Many in White Hall say their annual Memorial Day event is a way to keep the light of fallen heroes lit. Monday was no exception, as the city began the 2018 program at 9:45 a.m. at the White Hall Museum.

The Pine Bluff Community Band played patriotic tunes, and motorcyclists created a parade of patriotism to honor those who made the ultimate sacrifice by giving their lives in combat.

Danny Dean said he participates in the motorcycle ride each year. He’s a United States Air Force veteran who was honorably discharged in December 1973. His service began in April 1970.

Danny Williams said he rides to celebrate and honor the fallen veterans. “I am a supporter of the fallen comrades,” he said.

White Hall Mayor Noel Foster opened the ceremony by describing the event as a way “to honor those that have been of service to our country, to remember the main focus for this day. People come from all over each year, and it is a really good service, you’ll see.”

There was a special reading of “No, Freedom Isn’t Free” by Boe Fontaine, who served in the Marines from 1959-1980 and retired as a gunnery sergeant.

Mary Lou Mauldin, past director of the White Hall Museum, said of the day: “We are so glad we are able to provide this program in remembrance of our veterans that didn’t get to come home. We appreciate all they come out to make this wonderful event.”

White Hall Alderman David Beck introduced the guest speaker, Retired Col. Robert Ator II, who now serves as director of military affairs for the Arkansas Economic Development Commission. Ator retired from the military less than a year ago after serving as commander of the 189th Airlift Wing of the Arkansas Air National Guard, the largest Air National Guard C-130 wing in the US.

Ator told the crowd that he grew up in England, Italy, Germany and in various US states as a military brat during the Cold War, but most of his childhood was spent in Europe.

“The moment I knew what my path was, it is as crystal clear today as it was when it actually happened,” he said.

Ator went on to share a story dating back to 1979 when the Soviet Union invaded Afghanistan.

“There was a Fourth of July celebration held every year at the Paxton house,” Ator said.

“The Paxton house is where the accords and treaties were signed for how they were going to split up Europe between ally nations after World War II after we’ve beaten the Nazis. The American government held on to the house that sat in the Soviet sector of Germany, but because the Soviets had invaded Afghanistan the generals that usually went were not allowed to go. My father, a measly colonel at the time, was invited to go.”
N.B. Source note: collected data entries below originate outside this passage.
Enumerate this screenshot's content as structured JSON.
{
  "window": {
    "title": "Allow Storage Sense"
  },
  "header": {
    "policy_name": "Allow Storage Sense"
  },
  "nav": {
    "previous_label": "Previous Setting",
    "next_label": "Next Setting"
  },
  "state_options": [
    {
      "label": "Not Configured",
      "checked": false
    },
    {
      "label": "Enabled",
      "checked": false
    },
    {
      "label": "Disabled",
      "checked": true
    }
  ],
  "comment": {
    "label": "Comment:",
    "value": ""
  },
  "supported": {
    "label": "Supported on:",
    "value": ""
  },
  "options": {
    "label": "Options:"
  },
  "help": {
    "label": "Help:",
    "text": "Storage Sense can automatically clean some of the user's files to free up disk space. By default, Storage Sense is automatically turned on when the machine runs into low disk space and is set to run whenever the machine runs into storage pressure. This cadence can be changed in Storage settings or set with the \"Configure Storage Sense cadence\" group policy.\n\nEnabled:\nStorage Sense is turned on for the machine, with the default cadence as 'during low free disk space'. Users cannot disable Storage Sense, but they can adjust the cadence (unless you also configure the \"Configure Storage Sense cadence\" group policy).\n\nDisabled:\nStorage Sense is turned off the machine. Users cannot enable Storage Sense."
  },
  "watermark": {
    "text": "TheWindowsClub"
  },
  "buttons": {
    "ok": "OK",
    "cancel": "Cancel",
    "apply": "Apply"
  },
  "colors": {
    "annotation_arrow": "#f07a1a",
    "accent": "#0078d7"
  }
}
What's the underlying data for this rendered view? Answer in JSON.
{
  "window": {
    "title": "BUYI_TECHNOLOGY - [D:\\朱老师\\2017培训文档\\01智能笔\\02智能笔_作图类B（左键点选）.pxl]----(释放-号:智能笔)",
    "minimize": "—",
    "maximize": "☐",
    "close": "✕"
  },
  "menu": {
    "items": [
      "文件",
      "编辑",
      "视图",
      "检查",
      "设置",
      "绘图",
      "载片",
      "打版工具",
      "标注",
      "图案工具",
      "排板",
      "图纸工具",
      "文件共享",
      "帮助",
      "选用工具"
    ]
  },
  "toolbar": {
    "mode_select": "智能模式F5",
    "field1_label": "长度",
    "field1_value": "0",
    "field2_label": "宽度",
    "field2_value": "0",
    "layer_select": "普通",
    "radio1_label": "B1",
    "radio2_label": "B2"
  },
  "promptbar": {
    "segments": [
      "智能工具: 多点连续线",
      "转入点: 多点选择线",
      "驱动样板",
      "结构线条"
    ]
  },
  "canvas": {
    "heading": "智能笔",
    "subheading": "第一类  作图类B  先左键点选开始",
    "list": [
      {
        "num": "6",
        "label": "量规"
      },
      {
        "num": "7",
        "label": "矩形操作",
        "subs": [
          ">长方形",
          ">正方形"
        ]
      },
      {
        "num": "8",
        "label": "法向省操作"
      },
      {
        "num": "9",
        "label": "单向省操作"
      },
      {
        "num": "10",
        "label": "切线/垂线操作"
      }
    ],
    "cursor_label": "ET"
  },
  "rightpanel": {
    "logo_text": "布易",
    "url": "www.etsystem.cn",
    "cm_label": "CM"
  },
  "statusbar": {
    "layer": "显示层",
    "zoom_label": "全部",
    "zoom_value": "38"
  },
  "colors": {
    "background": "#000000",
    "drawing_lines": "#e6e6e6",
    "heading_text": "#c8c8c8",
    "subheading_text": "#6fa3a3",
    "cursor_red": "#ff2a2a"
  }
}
He said they rode the troop train into Berlin, “a normal 4-5 hour train ride turned into a two-day excursion because every two miles or so fully armed Russian troops would climb all over the train with dogs sniffing out to see if anyone was trying to sneak in or out. As a student in high school, I wasn’t lost at what I was seeing.”

When they finally entered West Berlin, he said they were put into a spy car and went through Checkpoint Charlie on the way to the Paxton house. There awaited a Fourth of July picnic and a barbecue with the Russians.

Ator went on to say that, as a child, he grew up thinking Russians were the “big bad people that wanted to kill them” (Americans).

Later that afternoon, they drove around East Germany and entered into villages, where they found huge mounds of rubble that were left from World War II. He said there he witnessed people “standing around in line waiting for food — the line stretched for many, many blocks, there was no smile amongst them and no talking whatsoever.”

“That night we came back to West Berlin, over by the Berlin Wall they had a firework display,” Ator added.

“They were playing patriotic music … I’ll never forget that as a freshman in high school, acidic to my soul there were tears streaming down my face. In that moment, I got a peek under the table of what was out there in the world and what my role had to be as apart of this. So I, too, stepped forward like many veteran attendees today.”

Ator is a graduate of the United States Air Force Academy, where he earned a bachelor’s degree in engineering. His post-graduate training includes Squadron Officers’ School, Air Command and Staff College and Air War College. He is an experienced C-130 Hercules instructor/ evaluator and functional check pilot with more than 5,000 flying hours and is the author of the syllabi currently used to train all C-130 aircrew in the US.

Before joining the Arkansas Air National Guard, he served 11 years active duty in the US Air Force and is a veteran of numerous combat operations including: Operations Desert Shield and Desert Storm (Saudi Arabia), Provide Comfort (Somalia), Provide Promise (Haiti), Joint Forge (Bosnia), and Operation Noble Eagle (Homeland Security). He is a recipient of the prestigious McKay Trophy, Jabara Award, and the Legion of Merit, among many other commendations for exceptional performance during his military service. He and his family have lived in Little Rock since 1990.